FALTÓ ALGUIEN QUE EMPUJE (la única vez que vi a mi tío jugar)

 

En esta historia, que no me pertenece, hay un comienzo que podría considerarse la verdadera historia. Porque el grado cero es el siguiente: una mañana corriente como cualquiera de las que gastamos sin recordar, recibí una carta. En otros tiempos pasados, esto sería un detalle. Pero hace tantos años que no recibo cartas, que la sociedad no escribe cartas de puño y letra, que el hecho resulta casi fantástico. Hay (des)honrosas  excepciones, como las cartas documento que traen pésimas noticias, y los resúmenes de tarjetas que van por ese mismo lado indeseable de la escritura. Por lo general, tienden al abuso de un registro formal que ya no existe, y ese es quizás su único atributo, ser las depositarias de un registro en extinción, como una suerte de resto de animal prehistórico preservado para las siguientes generaciones.
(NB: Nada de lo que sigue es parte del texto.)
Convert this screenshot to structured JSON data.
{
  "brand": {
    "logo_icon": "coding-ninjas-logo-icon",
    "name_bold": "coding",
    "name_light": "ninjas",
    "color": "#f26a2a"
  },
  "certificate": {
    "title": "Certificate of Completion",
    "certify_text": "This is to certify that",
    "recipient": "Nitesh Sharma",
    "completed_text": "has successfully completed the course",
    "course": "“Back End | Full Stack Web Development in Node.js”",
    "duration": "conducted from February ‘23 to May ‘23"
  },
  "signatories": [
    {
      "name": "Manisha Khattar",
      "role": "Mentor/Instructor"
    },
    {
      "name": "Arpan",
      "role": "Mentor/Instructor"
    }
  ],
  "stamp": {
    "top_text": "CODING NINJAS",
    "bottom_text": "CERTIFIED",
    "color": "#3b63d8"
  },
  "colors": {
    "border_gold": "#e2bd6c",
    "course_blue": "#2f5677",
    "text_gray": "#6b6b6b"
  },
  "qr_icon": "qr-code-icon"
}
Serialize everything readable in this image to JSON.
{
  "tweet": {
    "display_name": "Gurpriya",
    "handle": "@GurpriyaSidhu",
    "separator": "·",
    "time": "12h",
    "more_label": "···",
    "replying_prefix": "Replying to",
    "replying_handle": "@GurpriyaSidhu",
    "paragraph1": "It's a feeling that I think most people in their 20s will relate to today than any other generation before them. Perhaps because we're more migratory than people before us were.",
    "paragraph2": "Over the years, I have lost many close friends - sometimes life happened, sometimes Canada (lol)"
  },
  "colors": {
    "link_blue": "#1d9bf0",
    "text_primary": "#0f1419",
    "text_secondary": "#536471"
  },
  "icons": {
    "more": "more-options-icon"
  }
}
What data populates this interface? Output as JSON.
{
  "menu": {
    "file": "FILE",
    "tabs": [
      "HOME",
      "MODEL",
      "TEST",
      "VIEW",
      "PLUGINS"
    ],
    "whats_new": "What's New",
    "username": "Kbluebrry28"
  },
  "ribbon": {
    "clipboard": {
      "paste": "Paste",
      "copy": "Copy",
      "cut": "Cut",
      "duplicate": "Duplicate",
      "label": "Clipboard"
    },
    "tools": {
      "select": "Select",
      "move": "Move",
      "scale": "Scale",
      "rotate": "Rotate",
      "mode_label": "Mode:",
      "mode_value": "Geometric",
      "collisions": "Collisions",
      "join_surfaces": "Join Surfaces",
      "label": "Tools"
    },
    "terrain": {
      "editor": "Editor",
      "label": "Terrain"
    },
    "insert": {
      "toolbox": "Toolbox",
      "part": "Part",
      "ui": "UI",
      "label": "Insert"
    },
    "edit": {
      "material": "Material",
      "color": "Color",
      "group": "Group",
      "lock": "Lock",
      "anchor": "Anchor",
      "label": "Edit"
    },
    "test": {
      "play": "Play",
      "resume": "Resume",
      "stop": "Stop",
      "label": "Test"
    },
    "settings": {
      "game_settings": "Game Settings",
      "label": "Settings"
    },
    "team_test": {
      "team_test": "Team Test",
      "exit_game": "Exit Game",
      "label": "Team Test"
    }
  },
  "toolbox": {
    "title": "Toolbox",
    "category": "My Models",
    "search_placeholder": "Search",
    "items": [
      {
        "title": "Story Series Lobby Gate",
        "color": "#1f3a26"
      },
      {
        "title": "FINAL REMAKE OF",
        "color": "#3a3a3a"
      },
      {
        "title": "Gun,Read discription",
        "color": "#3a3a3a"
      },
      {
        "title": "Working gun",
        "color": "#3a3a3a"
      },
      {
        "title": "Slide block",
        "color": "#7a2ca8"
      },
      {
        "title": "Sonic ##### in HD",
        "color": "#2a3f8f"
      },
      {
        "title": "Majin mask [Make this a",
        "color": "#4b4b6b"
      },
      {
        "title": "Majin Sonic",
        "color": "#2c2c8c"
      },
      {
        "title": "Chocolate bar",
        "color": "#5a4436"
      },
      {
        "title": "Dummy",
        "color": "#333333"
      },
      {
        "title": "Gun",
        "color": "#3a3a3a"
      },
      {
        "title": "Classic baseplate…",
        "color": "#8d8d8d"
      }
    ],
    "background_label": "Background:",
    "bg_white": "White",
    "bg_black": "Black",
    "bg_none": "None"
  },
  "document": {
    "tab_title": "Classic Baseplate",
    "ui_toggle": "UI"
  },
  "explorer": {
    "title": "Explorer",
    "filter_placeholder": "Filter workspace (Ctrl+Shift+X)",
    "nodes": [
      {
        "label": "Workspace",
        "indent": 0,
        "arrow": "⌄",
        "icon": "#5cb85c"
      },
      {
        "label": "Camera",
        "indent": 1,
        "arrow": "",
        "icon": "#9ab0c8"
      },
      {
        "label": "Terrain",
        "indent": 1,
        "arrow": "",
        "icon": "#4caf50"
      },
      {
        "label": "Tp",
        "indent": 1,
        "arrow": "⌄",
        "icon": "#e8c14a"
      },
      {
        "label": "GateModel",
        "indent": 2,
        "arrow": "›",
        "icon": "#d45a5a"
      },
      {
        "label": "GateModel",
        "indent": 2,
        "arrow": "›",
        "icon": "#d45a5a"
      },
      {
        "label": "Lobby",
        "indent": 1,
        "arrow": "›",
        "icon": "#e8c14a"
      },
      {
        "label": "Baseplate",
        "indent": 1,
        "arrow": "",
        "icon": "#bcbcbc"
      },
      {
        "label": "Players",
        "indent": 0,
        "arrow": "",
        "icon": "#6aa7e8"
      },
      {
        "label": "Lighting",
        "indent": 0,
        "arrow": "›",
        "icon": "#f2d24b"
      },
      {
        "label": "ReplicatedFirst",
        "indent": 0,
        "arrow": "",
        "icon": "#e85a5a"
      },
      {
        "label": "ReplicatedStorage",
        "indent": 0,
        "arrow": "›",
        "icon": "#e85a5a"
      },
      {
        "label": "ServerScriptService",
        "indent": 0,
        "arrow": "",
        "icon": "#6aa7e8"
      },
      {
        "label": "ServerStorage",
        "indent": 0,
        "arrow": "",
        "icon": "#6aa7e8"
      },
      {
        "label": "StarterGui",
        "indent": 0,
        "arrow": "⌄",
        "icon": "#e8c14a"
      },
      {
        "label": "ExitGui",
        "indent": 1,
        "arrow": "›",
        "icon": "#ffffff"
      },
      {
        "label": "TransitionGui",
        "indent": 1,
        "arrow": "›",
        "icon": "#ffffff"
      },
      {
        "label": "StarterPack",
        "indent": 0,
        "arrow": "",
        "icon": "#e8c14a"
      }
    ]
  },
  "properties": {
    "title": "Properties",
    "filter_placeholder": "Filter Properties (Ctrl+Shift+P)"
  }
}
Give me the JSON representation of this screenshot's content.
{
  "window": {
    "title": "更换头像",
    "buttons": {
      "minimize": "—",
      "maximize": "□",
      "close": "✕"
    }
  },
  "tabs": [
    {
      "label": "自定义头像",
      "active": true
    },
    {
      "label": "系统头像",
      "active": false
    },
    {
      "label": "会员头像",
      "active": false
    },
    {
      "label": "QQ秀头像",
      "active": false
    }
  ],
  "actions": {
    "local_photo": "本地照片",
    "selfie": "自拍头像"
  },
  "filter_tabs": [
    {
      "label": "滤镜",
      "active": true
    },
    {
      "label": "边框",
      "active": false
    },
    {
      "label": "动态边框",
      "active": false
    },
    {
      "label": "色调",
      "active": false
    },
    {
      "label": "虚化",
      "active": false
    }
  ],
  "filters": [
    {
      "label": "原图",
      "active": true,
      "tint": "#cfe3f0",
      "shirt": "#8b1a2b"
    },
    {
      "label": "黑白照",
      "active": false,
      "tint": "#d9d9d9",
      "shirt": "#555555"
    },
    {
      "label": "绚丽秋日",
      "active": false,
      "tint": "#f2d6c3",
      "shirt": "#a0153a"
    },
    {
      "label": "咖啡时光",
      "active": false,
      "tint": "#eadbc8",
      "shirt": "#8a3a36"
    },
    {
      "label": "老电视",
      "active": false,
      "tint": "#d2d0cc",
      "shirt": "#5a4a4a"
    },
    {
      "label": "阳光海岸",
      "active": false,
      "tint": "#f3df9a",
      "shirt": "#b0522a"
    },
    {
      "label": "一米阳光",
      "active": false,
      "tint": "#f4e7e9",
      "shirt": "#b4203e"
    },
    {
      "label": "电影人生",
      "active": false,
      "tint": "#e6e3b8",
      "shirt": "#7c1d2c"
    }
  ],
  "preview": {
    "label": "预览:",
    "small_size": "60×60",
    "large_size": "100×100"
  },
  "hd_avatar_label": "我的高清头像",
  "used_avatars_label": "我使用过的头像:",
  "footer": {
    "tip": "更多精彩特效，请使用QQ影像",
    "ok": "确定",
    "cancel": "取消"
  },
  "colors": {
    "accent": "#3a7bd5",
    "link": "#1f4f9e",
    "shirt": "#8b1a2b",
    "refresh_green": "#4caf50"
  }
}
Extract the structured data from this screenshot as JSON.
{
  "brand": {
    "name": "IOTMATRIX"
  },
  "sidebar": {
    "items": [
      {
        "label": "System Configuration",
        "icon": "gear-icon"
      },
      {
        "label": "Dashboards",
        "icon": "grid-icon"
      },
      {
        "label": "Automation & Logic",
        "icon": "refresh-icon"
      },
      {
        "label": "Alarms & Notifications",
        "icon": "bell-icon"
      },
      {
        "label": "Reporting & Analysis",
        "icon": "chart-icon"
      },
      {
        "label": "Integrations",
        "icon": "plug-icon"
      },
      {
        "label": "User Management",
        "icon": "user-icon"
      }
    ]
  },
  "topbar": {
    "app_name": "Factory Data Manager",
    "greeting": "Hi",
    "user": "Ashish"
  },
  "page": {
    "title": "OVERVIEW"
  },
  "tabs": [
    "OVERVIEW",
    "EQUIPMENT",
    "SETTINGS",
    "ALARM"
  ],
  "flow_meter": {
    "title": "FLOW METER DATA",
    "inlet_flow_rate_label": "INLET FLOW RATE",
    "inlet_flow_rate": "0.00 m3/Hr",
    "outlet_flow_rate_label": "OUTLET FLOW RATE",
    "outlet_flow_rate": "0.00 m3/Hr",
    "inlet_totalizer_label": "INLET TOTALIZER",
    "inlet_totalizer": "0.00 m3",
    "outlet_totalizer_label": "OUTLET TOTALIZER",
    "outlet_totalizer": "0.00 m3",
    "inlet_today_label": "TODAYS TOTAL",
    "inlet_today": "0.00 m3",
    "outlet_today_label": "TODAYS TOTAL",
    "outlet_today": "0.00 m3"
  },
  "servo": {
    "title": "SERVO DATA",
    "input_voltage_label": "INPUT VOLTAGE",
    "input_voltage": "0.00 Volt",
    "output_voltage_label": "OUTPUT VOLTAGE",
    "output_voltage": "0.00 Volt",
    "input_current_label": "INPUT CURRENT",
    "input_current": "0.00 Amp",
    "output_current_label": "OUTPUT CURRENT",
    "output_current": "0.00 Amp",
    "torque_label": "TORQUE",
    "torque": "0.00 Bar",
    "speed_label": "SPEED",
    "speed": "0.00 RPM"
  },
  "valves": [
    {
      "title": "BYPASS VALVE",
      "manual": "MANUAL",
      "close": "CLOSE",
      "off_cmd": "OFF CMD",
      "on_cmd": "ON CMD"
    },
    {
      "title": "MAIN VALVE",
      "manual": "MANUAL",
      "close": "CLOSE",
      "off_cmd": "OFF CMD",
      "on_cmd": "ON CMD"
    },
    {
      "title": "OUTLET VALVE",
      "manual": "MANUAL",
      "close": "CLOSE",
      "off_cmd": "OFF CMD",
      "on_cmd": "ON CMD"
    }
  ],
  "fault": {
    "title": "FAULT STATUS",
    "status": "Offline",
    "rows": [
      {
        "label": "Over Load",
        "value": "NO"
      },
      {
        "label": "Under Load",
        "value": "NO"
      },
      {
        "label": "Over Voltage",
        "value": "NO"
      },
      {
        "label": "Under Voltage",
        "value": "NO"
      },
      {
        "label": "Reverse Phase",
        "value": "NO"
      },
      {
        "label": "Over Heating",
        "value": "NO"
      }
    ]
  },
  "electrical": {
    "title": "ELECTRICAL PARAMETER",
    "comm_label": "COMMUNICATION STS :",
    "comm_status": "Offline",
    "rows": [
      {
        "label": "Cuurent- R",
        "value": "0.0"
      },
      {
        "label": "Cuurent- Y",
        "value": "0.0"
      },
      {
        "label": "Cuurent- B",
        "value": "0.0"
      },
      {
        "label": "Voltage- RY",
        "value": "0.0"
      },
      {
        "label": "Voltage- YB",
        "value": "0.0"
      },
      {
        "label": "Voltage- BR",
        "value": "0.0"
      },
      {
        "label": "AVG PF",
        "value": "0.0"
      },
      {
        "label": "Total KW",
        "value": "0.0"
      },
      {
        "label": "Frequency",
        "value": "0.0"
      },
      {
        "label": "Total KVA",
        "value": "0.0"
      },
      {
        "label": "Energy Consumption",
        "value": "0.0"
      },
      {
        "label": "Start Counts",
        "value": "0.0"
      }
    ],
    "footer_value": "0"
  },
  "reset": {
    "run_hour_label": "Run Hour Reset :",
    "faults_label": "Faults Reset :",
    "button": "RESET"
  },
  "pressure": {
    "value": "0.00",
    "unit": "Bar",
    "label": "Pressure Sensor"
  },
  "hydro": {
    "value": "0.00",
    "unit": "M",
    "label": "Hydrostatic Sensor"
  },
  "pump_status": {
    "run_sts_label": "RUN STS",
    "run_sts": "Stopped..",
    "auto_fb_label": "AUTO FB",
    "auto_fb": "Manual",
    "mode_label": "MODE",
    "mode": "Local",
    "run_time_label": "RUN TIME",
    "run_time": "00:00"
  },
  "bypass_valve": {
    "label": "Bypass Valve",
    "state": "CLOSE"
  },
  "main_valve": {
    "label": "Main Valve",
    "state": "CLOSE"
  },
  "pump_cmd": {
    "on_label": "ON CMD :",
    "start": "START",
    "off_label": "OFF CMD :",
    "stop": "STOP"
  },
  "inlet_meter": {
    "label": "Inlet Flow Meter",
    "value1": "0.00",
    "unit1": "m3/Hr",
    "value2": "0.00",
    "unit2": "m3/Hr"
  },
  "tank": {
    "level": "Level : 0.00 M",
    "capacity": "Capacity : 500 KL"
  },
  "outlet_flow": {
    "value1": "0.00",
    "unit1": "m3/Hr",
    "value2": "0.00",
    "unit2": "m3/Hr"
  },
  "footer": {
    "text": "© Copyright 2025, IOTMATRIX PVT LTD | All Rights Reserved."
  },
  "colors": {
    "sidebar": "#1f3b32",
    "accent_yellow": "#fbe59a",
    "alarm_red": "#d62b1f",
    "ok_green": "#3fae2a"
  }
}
Entonces me tomé el tiempo, el lugar y el contexto necesarios para la lectura de esa pieza única. Como arqueólogo de historias, la lectura es más bien un degustar cada sentencia, que trae un recuerdo, una pintura de todo un universo que ya no existe, y que quizá nunca existió exactamente de esa manera, la manera de la carta. En una de sus geniales novelas de pueblo costero, Juan Forn hace referencia a todas aquellas cosas que no se saborean, como la luz intensa de un amanecer, pero que dan la sensación de que sí se podrían degustar. La carta tiene ese extraño poder, tal vez sea como la magdalena y el té de Marcel Proust, a lo mejor es ese disparador que necesitamos para poder explicarnos todo un tiempo perdido. Un tiempo que ya es nuestro pasado, pero que todavía tiene mucho para decirnos. Entonces sí, a lo mejor esta carta no sea exacta, mucho menos la interpretación que yo le voy a dar. Sin embargo, si las mediaciones se juntan virtuosamente, una escritura a puro pulso y recuerdo de infancia, más una lectura nostálgica de alguien que empieza a ver cómo crece desmedidamente el living del pasado, por ahí pueden descubrir algún que otro registro que valga la pena desenterrar, que valga la pena sacar de vez en cuando del museo para ponerlo en el día a día del presente. Y ahí, finalizados los noventa minutos de juego, veremos qué nos pueda llegar a significar…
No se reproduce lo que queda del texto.